Still makes me laugh. Love it.
Feb 22
So I got up this morning and the place was white. Considering we had a day of 60˚ temperatures on Monday this was pretty astonishing and, for me, came without warning. Its pretty neat to see the city all white in the morning as the cars and people haven’t had a chance to turn the roads in to brown slush or sweep all of the clean snow off of the sidewalk. It also seems to make the commute into work much easier as I am sure some people get up and don’t even bother they’re arse to get out of bed to even attempt it. As a result I snagged a seat on the D express train down here and got in early enough to snap a few photos out of the office window.

Now I am setting myself up for another fairly boring day of doing not very much. At least its friday.
Feb 21
So I am bemused every morning by the sheer size of some people who gladly ride the subway taking up as much space as they like every morning. Concessions should be made for these people. They should be allowed to work at odd times, through the night maybe. This will stop them from monopolizing our comfort in the mornings by keeping them out of peak traffic. I also propose that they build “Fat Turnstiles” that charge people falling into the category of “Fat Bastards” double the amount the rest of us have to pay. Maybe they are charged in food. That would either discourage them from using the subway cos they love eating so much, OR maybe slim them down by them having to give up on their little luxuries like Pizzas the size of coffee tables.

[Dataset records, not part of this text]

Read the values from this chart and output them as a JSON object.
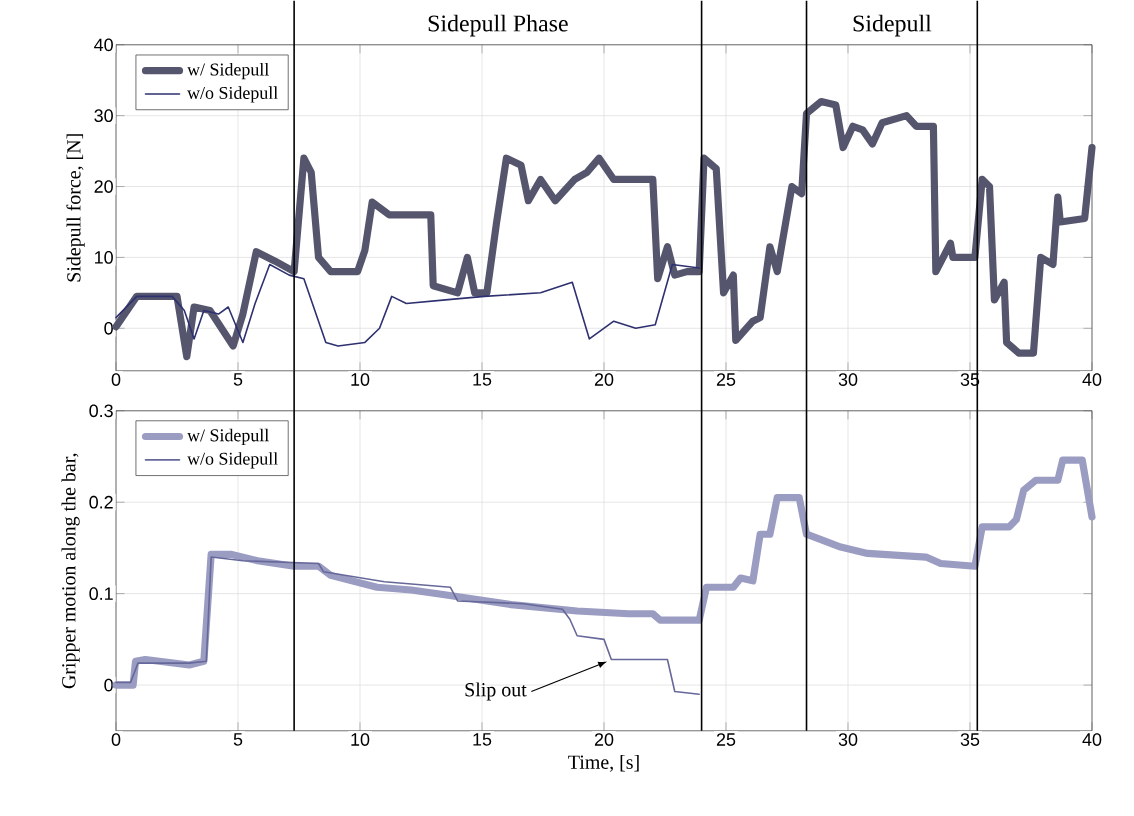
{
  "chart_data": [
    {
      "type": "line",
      "ylabel": "Sidepull force, [N]",
      "xlim": [
        0,
        40
      ],
      "ylim": [
        -6,
        40
      ],
      "xticks": [
        0,
        5,
        10,
        15,
        20,
        25,
        30,
        35,
        40
      ],
      "yticks": [
        0,
        10,
        20,
        30,
        40
      ],
      "grid": true,
      "legend": "top left",
      "ref_lines": [
        {
          "axis": "x",
          "value": 7.3
        },
        {
          "axis": "x",
          "value": 24
        },
        {
          "axis": "x",
          "value": 28.3
        },
        {
          "axis": "x",
          "value": 35.3
        }
      ],
      "annotations": [
        "Sidepull Phase",
        "Sidepull"
      ],
      "series": [
        {
          "name": "w/ Sidepull",
          "color": "#55566e",
          "x": [
            0,
            0.85,
            2.5,
            2.9,
            3.2,
            3.85,
            4.8,
            5.2,
            5.75,
            6.5,
            7.3,
            7.7,
            8.0,
            8.3,
            8.8,
            9.9,
            10.2,
            10.5,
            11.2,
            12.9,
            13.0,
            14.0,
            14.4,
            14.7,
            15.2,
            15.6,
            16.0,
            16.6,
            16.9,
            17.4,
            18.0,
            18.8,
            19.3,
            19.8,
            20.4,
            22.0,
            22.2,
            22.6,
            22.9,
            23.4,
            23.9,
            24.1,
            24.6,
            24.9,
            25.3,
            25.4,
            26.1,
            26.4,
            26.8,
            27.1,
            27.7,
            28.1,
            28.3,
            28.9,
            29.5,
            29.8,
            30.2,
            30.6,
            31.0,
            31.4,
            32.4,
            32.8,
            33.5,
            33.6,
            34.2,
            34.3,
            35.2,
            35.5,
            35.8,
            36.0,
            36.4,
            36.5,
            37.0,
            37.6,
            37.9,
            38.4,
            38.6,
            38.7,
            39.7,
            40
          ],
          "values": [
            0.2,
            4.5,
            4.5,
            -4,
            3,
            2.5,
            -2.5,
            2,
            10.8,
            9.5,
            8,
            24,
            22,
            10,
            8,
            8,
            11,
            17.8,
            16,
            16,
            6,
            5,
            10,
            5,
            5,
            15,
            24,
            23,
            18,
            21,
            18,
            21,
            22,
            24,
            21,
            21,
            7,
            11.5,
            7.5,
            8,
            8,
            24,
            22.5,
            5,
            7.5,
            -1.7,
            1,
            1.5,
            11.5,
            8,
            20,
            19,
            30.3,
            32,
            31.5,
            25.5,
            28.5,
            28,
            26,
            29,
            30,
            28.5,
            28.5,
            8,
            12,
            10,
            10,
            21,
            20,
            4,
            6.5,
            -2,
            -3.5,
            -3.5,
            10,
            9,
            18.5,
            15,
            15.5,
            25.5
          ]
        },
        {
          "name": "w/o Sidepull",
          "color": "#2e3070",
          "x": [
            0,
            0.85,
            2.3,
            2.8,
            3.2,
            3.6,
            4.2,
            4.6,
            5.2,
            5.7,
            6.3,
            7.1,
            7.7,
            8.6,
            9.1,
            10.2,
            10.8,
            11.3,
            11.9,
            13.5,
            15.1,
            17.4,
            18.7,
            19.4,
            20.4,
            21.3,
            22.1,
            22.8,
            23.9
          ],
          "values": [
            1.5,
            4.5,
            4.5,
            2.5,
            -1.5,
            2.5,
            2,
            3,
            -2,
            3.5,
            9,
            7.5,
            7,
            -2,
            -2.5,
            -2,
            0,
            4.5,
            3.5,
            4,
            4.5,
            5,
            6.5,
            -1.5,
            1,
            0,
            0.5,
            9,
            8.5
          ]
        }
      ]
    },
    {
      "type": "line",
      "xlabel": "Time, [s]",
      "ylabel": "Gripper motion along the bar,",
      "xlim": [
        0,
        40
      ],
      "ylim": [
        -0.05,
        0.3
      ],
      "xticks": [
        0,
        5,
        10,
        15,
        20,
        25,
        30,
        35,
        40
      ],
      "yticks": [
        0,
        0.1,
        0.2,
        0.3
      ],
      "grid": true,
      "legend": "top left",
      "ref_lines": [
        {
          "axis": "x",
          "value": 7.3
        },
        {
          "axis": "x",
          "value": 24
        },
        {
          "axis": "x",
          "value": 28.3
        },
        {
          "axis": "x",
          "value": 35.3
        }
      ],
      "annotations": [
        {
          "text": "Slip out",
          "x": 20.3,
          "y": 0.028
        }
      ],
      "series": [
        {
          "name": "w/ Sidepull",
          "color": "#9b9cc2",
          "x": [
            0,
            0.7,
            0.8,
            1.2,
            3.0,
            3.6,
            3.9,
            4.7,
            5.8,
            7.3,
            8.3,
            8.8,
            10.7,
            12.1,
            13.4,
            16.2,
            18.9,
            21.0,
            22.0,
            22.3,
            23.9,
            24.2,
            25.3,
            25.6,
            26.1,
            26.4,
            26.8,
            27.1,
            28.0,
            28.3,
            29.7,
            30.8,
            33.2,
            33.8,
            35.2,
            35.5,
            36.6,
            36.9,
            37.2,
            37.7,
            38.6,
            38.8,
            39.6,
            40
          ],
          "values": [
            0,
            0,
            0.026,
            0.028,
            0.022,
            0.026,
            0.143,
            0.143,
            0.136,
            0.13,
            0.13,
            0.12,
            0.107,
            0.104,
            0.099,
            0.088,
            0.081,
            0.078,
            0.078,
            0.071,
            0.071,
            0.107,
            0.107,
            0.117,
            0.114,
            0.165,
            0.165,
            0.205,
            0.205,
            0.165,
            0.151,
            0.144,
            0.14,
            0.133,
            0.13,
            0.173,
            0.173,
            0.181,
            0.213,
            0.224,
            0.224,
            0.246,
            0.246,
            0.184
          ]
        },
        {
          "name": "w/o Sidepull",
          "color": "#66689a",
          "x": [
            0,
            0.6,
            0.9,
            3.0,
            3.7,
            3.9,
            5.2,
            8.3,
            8.5,
            11,
            13.7,
            14,
            16.7,
            18.3,
            18.6,
            18.9,
            20.0,
            20.3,
            22.6,
            22.9,
            23.9
          ],
          "values": [
            0.003,
            0.003,
            0.024,
            0.024,
            0.026,
            0.14,
            0.136,
            0.133,
            0.124,
            0.113,
            0.107,
            0.092,
            0.089,
            0.083,
            0.072,
            0.054,
            0.05,
            0.028,
            0.028,
            -0.007,
            -0.01
          ]
        }
      ]
    }
  ]
}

I have to say, there is one woman (i think) who gets on my train in the mornings and when she walks over to a seat and sits down she doesn’t change position at all. Her fat ass props her up on the seat at the same height as she is standing. She needs to be paying double or triple the regular passenger AT LEAST. Maybe then the bloody MTA can make there money rather than subjecting us to fare hikes again and again.